Sunday, May 16, 2004
Teaching Alanis a lesson in irony
Okay, so not only has this vaguely hagged-out Sandi Patti-in-waiting officially, ludicrously expressed her sympathy for the unfathomably successful/wealthy/surgically enhanced Ms. Spears and her natural urges (my, but those grapes are sour), but CNN didn't even bother to use her photo. It must suck to have a publicist who (a) makes you come off as a bitter prude and then (b) can't even get your damn photo on the news...
Ooh, I'm sounding a little bitter myself, n'est-ce pas?
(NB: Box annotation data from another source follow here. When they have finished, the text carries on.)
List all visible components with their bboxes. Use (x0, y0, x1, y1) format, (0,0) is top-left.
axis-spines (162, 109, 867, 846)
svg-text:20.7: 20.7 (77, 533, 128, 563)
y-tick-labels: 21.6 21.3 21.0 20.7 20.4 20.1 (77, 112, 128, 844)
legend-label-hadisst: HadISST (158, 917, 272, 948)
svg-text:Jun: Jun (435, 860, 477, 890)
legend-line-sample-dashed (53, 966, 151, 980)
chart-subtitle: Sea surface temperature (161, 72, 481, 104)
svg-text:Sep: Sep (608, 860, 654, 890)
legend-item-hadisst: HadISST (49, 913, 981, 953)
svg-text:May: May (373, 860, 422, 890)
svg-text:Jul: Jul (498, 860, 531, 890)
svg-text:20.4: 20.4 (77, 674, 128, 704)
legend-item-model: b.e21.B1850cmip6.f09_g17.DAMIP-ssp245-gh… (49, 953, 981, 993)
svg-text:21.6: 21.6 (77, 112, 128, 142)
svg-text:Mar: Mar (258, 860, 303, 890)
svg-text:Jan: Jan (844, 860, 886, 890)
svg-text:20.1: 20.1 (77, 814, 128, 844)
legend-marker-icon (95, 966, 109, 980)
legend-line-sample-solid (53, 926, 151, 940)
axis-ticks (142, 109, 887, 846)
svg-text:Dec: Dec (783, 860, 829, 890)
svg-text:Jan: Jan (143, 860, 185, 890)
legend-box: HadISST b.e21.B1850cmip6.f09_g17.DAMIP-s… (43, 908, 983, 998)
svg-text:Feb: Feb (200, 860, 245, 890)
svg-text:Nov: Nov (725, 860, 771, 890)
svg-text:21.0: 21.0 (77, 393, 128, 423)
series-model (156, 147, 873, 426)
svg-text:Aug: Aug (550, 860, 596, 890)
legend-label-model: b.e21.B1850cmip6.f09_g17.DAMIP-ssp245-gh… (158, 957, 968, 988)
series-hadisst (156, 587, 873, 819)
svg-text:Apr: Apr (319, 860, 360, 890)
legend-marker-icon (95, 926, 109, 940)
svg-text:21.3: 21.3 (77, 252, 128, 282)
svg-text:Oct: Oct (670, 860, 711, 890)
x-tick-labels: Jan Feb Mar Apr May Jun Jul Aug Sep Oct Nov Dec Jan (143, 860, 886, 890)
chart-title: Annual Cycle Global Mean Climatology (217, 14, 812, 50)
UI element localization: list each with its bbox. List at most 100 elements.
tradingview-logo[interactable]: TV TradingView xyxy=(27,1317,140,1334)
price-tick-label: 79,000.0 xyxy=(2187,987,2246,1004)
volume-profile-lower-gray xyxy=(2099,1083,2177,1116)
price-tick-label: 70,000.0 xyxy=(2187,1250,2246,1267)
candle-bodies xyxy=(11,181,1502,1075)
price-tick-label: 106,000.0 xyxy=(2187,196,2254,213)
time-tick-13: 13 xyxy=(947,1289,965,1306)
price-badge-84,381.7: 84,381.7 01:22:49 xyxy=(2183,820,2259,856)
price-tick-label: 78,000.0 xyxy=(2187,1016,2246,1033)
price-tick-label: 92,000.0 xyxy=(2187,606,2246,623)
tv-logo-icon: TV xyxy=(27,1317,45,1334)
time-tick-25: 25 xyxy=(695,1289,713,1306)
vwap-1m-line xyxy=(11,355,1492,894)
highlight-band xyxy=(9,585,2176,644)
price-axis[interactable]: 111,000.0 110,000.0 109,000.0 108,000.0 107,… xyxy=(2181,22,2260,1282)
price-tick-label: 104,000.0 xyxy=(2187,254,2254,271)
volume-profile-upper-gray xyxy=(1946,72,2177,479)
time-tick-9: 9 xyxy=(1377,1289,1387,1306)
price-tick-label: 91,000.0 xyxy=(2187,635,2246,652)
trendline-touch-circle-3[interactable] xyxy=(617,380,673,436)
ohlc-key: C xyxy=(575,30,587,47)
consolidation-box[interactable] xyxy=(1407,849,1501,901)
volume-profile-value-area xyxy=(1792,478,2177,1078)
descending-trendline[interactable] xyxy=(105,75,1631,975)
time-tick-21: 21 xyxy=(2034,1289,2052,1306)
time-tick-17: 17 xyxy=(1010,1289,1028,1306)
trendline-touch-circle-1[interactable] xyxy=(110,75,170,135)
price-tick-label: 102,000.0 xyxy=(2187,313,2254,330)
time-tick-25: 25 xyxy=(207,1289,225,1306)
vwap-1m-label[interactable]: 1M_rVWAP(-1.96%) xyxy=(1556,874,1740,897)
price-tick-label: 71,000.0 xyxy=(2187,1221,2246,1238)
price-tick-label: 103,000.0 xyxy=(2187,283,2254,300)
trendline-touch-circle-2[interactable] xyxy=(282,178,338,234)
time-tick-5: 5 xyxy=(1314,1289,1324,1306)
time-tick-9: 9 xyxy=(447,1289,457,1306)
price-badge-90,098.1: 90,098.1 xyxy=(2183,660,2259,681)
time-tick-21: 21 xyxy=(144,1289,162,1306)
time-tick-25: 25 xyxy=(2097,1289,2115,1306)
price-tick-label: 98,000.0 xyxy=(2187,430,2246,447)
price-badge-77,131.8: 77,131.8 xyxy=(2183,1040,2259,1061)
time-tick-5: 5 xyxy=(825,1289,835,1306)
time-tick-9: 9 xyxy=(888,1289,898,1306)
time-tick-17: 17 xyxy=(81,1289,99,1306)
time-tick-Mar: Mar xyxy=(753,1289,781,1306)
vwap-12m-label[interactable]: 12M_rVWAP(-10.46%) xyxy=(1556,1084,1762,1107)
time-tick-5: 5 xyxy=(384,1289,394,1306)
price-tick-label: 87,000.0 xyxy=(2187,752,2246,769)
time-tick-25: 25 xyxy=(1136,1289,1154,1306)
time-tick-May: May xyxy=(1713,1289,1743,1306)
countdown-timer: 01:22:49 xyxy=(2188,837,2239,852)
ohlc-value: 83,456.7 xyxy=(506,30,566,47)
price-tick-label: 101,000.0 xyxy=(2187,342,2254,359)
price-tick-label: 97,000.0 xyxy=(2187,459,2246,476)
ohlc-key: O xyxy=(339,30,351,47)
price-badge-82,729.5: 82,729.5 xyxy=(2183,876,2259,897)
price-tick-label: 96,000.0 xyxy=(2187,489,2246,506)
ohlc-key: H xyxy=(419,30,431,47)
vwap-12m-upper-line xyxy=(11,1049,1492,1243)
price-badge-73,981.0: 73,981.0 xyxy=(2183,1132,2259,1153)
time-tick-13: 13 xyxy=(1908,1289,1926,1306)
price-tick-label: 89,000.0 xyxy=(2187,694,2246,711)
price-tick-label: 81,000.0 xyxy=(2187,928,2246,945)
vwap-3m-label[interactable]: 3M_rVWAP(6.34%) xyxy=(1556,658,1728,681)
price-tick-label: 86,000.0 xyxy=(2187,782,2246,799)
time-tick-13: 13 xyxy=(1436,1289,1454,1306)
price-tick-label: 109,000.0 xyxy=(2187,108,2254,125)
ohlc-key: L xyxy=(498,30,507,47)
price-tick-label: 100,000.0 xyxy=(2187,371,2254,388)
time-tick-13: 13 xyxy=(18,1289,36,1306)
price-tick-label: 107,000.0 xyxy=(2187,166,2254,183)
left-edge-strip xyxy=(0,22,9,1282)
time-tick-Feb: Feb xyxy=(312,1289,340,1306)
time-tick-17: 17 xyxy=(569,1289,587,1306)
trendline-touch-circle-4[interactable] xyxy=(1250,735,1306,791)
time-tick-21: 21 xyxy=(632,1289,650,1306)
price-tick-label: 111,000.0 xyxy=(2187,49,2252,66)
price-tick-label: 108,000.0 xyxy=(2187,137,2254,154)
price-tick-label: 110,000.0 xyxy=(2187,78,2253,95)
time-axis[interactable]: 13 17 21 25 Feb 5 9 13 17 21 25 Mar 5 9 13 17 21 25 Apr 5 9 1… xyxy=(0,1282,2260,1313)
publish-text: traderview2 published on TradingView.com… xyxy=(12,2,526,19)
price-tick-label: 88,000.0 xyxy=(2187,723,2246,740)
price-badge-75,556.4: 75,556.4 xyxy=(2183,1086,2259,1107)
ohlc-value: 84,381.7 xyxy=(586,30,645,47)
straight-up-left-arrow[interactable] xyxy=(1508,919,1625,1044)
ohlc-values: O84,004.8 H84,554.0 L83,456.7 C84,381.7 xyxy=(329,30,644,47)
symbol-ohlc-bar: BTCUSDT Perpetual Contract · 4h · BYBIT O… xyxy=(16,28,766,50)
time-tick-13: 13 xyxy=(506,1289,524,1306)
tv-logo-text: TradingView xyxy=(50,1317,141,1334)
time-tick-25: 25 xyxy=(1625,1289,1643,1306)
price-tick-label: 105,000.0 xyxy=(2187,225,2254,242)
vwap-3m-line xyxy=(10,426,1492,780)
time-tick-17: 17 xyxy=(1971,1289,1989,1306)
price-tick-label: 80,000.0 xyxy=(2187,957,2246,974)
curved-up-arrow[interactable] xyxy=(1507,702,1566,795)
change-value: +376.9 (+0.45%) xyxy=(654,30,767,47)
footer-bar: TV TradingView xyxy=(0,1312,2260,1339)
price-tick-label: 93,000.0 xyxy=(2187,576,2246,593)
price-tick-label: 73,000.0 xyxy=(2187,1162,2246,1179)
Perhaps I'll level out when I'm able to catch up on sleep next week. Until then, do us both a favor and stay outta my way.
Monday, May 10, 2004
Things I Found
I'm still busy, and I'll continue to be so through the 20th. It's that time of year, I guess: between work and theatre and houseguests, it's nonstop.
In the meantime:
Tuesday, May 04, 2004
AN UPDATE
- I'm alive.
- I'm crazy busy.
- I haven't called either of my mothers or planned Mother's Day gifts.
- I still like neckties, but I hate wearing them.
- I've been eating absurd amounts of ice cream.
- My garden looks great for now, but we'll see how things go when it gets hot.
- I've overcome my fear of hydrangeas (so snaky) and my aversion to roses (so needy), but I still loathe annuals (what's the point?).
- I'm taking my first-ever tai chi lesson tomorrow, and I'm really excited.
- I'm fascinated by this gay hockey story, but it really confuses me.
- I seriously misunderstood the title of this article.
- The boyfriend and I recently celebrated seven years together.
- Some of you thought I was joking about the Hello Kitty Vibrator. I wasn't. [Thanks for the back-up, pk.]
- As Catherine Deneuve once said, "I love you. I love you all."